The Farmer’s Manual: being a plain practical treatise on the art of husbandry, designed to promote an acquaintance with the modern improvements in agriculture, together with remarks on gardening, and a treatise on the management of bees.

Weathersfield; Middletown [Conn.]: Published by the author; Clark & Lyman, Printer, 1821.
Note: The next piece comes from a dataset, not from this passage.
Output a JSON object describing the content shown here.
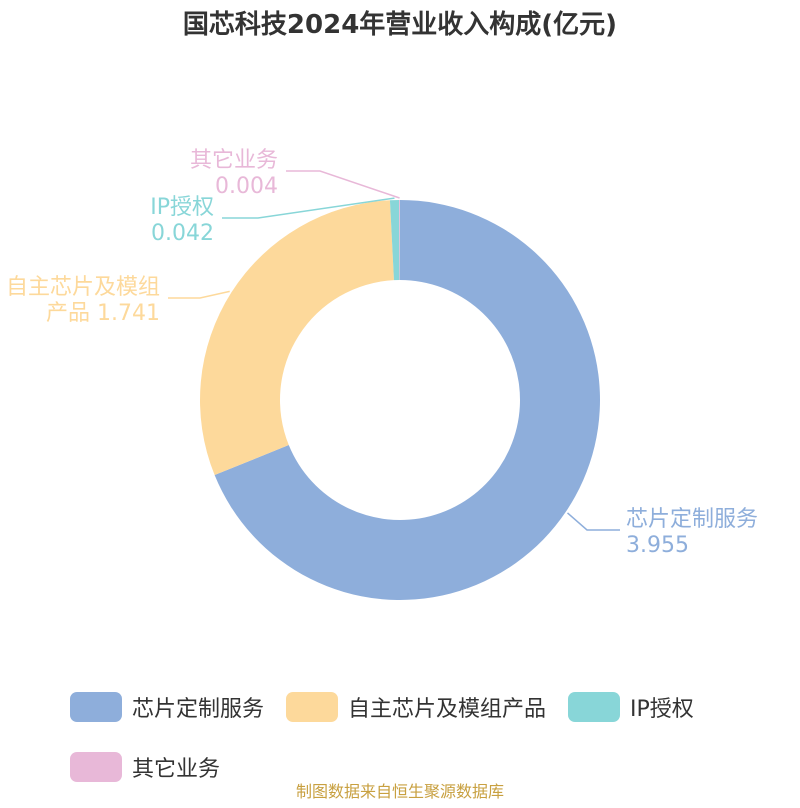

Duodecimo (17 x 10.5 cm.), [2], 224 pages. Table of contents. Second edition, originally published in Hartford, by Samuel Goodrich in 1819. An early handbook for the American farmer, with advice on vegetable and fruit gardening, as well as a section on the management of bees. Frederick Butler (1766-1843) extolls a balance between the too rapid adaptation of novel new methods, and a stubborn backwards point of view, stuck in the past. Butler’s motivation arises from a point of view we might today call Christian Stewardship, suggesting that good farming practices, particularly as they relate to the care of soil, are the farmer’s responsibility as the are given to the community by God. The handbook follows a monthly schedule, beginning in March. The section on bees is cribbed – with a credit – to the work of Robert Huish, published in London in 1817. Foxing throughout, and a good number of pages dog eared. A few pages, including the title page, have abrasions that have rubbed through the leaf. Scale board binding, in marbled paper, pasted in strips over half-calf. Some of the paper chipped away revealing structure. Half-inch chip from lower right corner of front board. Generally good. With an ink ownership signature to the title page, “Mack”, additional pencil ownership to free front endpaper, “Ernest West, East Hampton, Conn, 1910”. [Rink 1250; Shoemaker 4882].